LILLE, le 1er septembre 1944, l’occupant intensifie
ses préparatifs de départ, au loin les explosions se succèdent, les Alliés
ne sont plus qu’à quelques heures de la ville. A Loos, les Allemands évacuent
les détenus du plus important établissement pénitentiaire de la région vers
la gare de Tourcoing où, entassés dans des wagons, ils prennent la direction
du Reich via la Belgique.
Avec ce train qui disparaît en cette fin d’après-midi s’ouvrent l’un des
épisodes les plus dramatiques de la Libération et l’une des énigmes les
plus douloureuses de la déportation. Comment a-t-on pu laisser partir les
meilleurs des enfants du Nord et du Pas-de-Calais alors que l’occupant se
replie ? Qui sont ces résistants et ces otages évanouis dans l’univers
concentrationnaire allemand ?
Chiffres gravés dans le marbre
Lors de leur retour, les survivants se comptent,
estiment, d’après des témoignages, le nombre de wagons ayant quitté
Tourcoing en 1944 et en déduisent le nombre de leurs disparus… sans en avoir
la liste. En 1947, une étude du Comité d’histoire de la Seconde Guerre
mondiale, réalisée sans vérification et jamais publiée, scelle pour près de
soixante ans la « vérité » : « Partis 1 250… ils revinrent 130. »
Cette vérité est même inscrite sur le marbre d’une plaque commémorative
apposée en gare de Tourcoing.
Ces chiffres deviennent intangibles, et les remettre en cause relevait du révisionnisme.
A chaque fois que les historiens tentent de les contester, ils se heurtent aux déportés.

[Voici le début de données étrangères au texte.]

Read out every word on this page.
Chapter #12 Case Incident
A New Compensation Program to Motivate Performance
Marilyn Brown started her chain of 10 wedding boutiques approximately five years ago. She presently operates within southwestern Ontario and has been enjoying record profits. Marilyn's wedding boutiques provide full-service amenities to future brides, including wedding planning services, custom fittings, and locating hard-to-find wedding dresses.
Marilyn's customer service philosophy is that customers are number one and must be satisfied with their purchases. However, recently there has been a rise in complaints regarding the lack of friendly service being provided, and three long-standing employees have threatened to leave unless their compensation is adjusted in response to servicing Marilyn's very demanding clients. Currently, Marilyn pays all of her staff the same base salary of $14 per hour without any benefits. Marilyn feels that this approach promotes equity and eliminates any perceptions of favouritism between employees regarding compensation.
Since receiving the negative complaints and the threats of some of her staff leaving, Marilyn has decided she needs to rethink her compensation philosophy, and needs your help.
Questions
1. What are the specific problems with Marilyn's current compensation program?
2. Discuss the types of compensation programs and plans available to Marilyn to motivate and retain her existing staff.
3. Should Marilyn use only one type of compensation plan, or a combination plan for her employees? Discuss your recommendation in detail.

Dans les années 1970, plusieurs offensives au centre desquelles se retrouve le
« train de Loos » aboutissent même à l’enterrement de la publication de la
Statistique nationale de la déportation, tandis que dans la région les
affrontements entre résistants et historiens découragent de toute tentative de
travail de recherche historique.
Il faut un véritable basculement de l’historiographie, l’irruption de la déportation
« raciale » au détriment de la déportation « politique et résistance »,
et, dans le cas qui nous intéresse, l’opiniâtreté de l’historien Yves Le
Maner pour faire accepter des preuves irréfutables sur les déportés du «
train de Loos ». Non seulement il a établi le nombre exact de déportés, mais
il en a identifié une grande partie.
Depuis les années 1970, 250 d’entre eux, utilisés comme main-d’oeuvre à
Cologne avant de rejoindre leurs camarades d’infortune au camp de
Sachsenhausen, étaient connus. Des autres, il ne restait que peu de traces, des
listes incomplètes de déportés établies en 1944 et 1945 par le consul de
Suisse à Lille Fred Huber avaient notamment été conservées dans les archives
fédérales. Quant aux registres de Sachsenhausen, ils avaient été brûlés.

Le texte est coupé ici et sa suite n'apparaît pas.